Permaneció un momento dentro de la oficina. No estaba segura de que finalmente decidiera comérselas. Tras atender a otra persona, el director se asomó e hizo una señal a una empleada que se acercó solícita. Intercambiaron unas palabras y luego ella se marchó sonriendo sosteniendo con las dos manos la caja como si se tratara de un tesoro.

Sabía que poco más tarde saldrían a desayunar juntos. Conocía la hora y el bar al que irían, pero esta vez no pediría las magdalenas habituales; esta vez las llevaría él.

Salió a la puerta y decidió esperar prudentemente hasta comprobar que sus planes se iban cumpliendo. De pronto, una pelota apareció ante sus pies. Siguió la dirección por la que llegó y vio aparecer a un niño pequeño, de unos cuatro o cinco años.

—¿Es tuya? —le preguntó.
—Me la ha regalado mi papá —dijo el crío con desparpajo.
—¿Qué suerte!, pero oye... ¿qué haces en la calle a esta hora?
—Estoy con mi tata —dijo señalando a una chica sentada en un banco cercano.
—¿Y no deberías estar en el cole?
—Es que me toca con mi papá.
—¿Y tu mamá?
—No, mi mamá ha ido a un... —dudó sin encontrar la palabra que buscaba —... a un cole grande. ¡Sólo esta semana! —pareció repetir la frase de la propia madre.

A Ana le hizo gracia la soltura con la que se explicaba el chico.

—Pero bueno, aún así, tu papá debería haberte llevado al cole.
—¿Le digo que me lleve ahora cuando salga?
—¿Cuando salga de donde? — preguntó confundida.
—Del banco, mi papá es el director de ese banco tan grande —dijo el crío señalando la sucursal con orgullo —y ahora me va a llevar a desayunar.

La chica sentada en el banco empezó a llamar al niño, que se apresuró a recoger la pelota y volver a su lado.

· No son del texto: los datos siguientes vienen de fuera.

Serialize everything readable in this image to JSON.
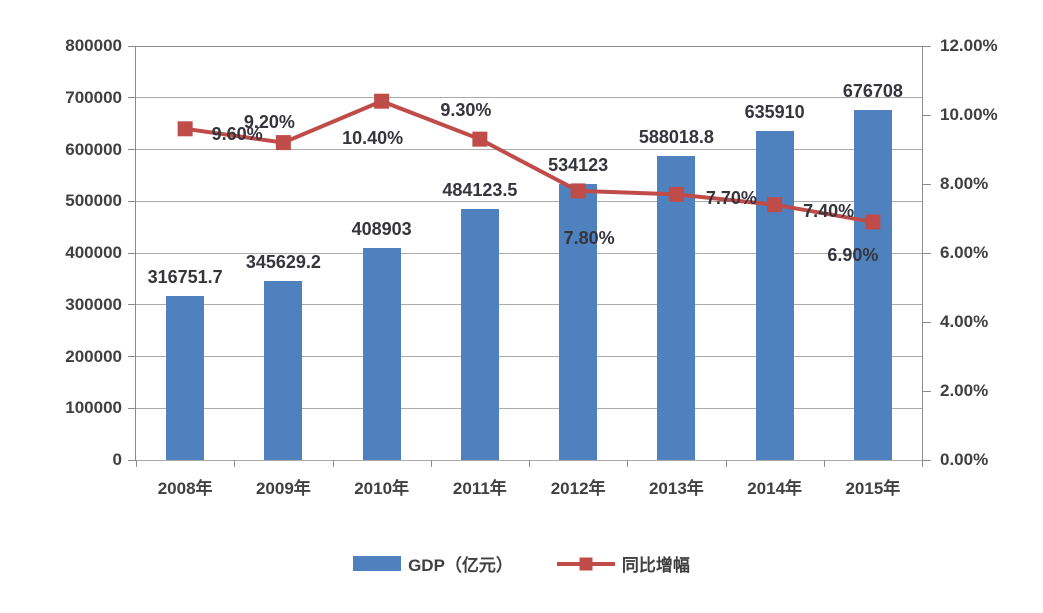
{
  "chart_data": {
    "type": "combo",
    "categories": [
      "2008年",
      "2009年",
      "2010年",
      "2011年",
      "2012年",
      "2013年",
      "2014年",
      "2015年"
    ],
    "series": [
      {
        "name": "GDP（亿元）",
        "type": "bar",
        "axis": "left",
        "color": "#4e81bd",
        "values": [
          316751.7,
          345629.2,
          408903,
          484123.5,
          534123,
          588018.8,
          635910,
          676708
        ],
        "data_labels": [
          "316751.7",
          "345629.2",
          "408903",
          "484123.5",
          "534123",
          "588018.8",
          "635910",
          "676708"
        ]
      },
      {
        "name": "同比增幅",
        "type": "line",
        "axis": "right",
        "color": "#bf4c49",
        "values": [
          9.6,
          9.2,
          10.4,
          9.3,
          7.8,
          7.7,
          7.4,
          6.9
        ],
        "data_labels": [
          "9.60%",
          "9.20%",
          "10.40%",
          "9.30%",
          "7.80%",
          "7.70%",
          "7.40%",
          "6.90%"
        ],
        "label_offsets": [
          [
            52,
            5
          ],
          [
            -14,
            -21
          ],
          [
            -9,
            37
          ],
          [
            -14,
            -29
          ],
          [
            11,
            47
          ],
          [
            55,
            4
          ],
          [
            54,
            6
          ],
          [
            -20,
            33
          ]
        ]
      }
    ],
    "left_axis": {
      "min": 0,
      "max": 800000,
      "step": 100000,
      "tick_labels": [
        "0",
        "100000",
        "200000",
        "300000",
        "400000",
        "500000",
        "600000",
        "700000",
        "800000"
      ]
    },
    "right_axis": {
      "min": 0,
      "max": 12,
      "step": 2,
      "tick_labels": [
        "0.00%",
        "2.00%",
        "4.00%",
        "6.00%",
        "8.00%",
        "10.00%",
        "12.00%"
      ]
    },
    "grid": true,
    "legend_position": "bottom"
  },
  "colors": {
    "bar": "#4e81bd",
    "line": "#bf4c49",
    "text": "#404040",
    "data_label_text": "#35353d",
    "gridline": "#ababab",
    "axis": "#8c8c8c",
    "background": "#ffffff"
  }
}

Ana observó los brincos de alegría del chico como si fueran martillazos en su pecho. Cerró los ojos y buscó en su interior la imagen de su marido muerto, el cuerpo arrojándose al vacío, los gritos de alerta y espanto de los vecinos,... No podía permitirse dudar, se lo debía.

Se apoyó temblorosa sobre la pared. Sacó del bolso unas gafas de sol y las cambió por las que llevaba puestas. No quería llorar. No más. Oyó la voz del niño gritar un nombre y echar a correr. El padre apareció en la puerta del banco sin nada en las manos, se agachó y esperó con los brazos abiertos a que su hijo llegara a su altura. Lo estrechó y  lo cogió en peso. La chica que lo acompañaba se levantó, se acercó con el balón y se lo dio al niño. Se quedaron esperando un instante hasta que apareció la empleada. Llevaba la caja de magdalenas cogida por la cinta. Se la puso a la altura de los ojos al niño y le hizo un comentario que pareció alegrarle. Ana hizo un ademán de acercamiento, pero luego se detuvo. Empezaron al caminar en dirección al bar.

Los siguió un instante, indecisa, observó al niño que sujetaba la pelota mientras el padre lo llevaba sobre el hombro como un falso y divertido fardo. Al verla, el niño le sonrió y le ofreció  el balón  extendiendo los brazos. Ana se quedó detenida. Entonces él, jugando, se lo lanzó y ella, inmóvil, vio como la pelota se acercaba, bote a bote, latido a latido.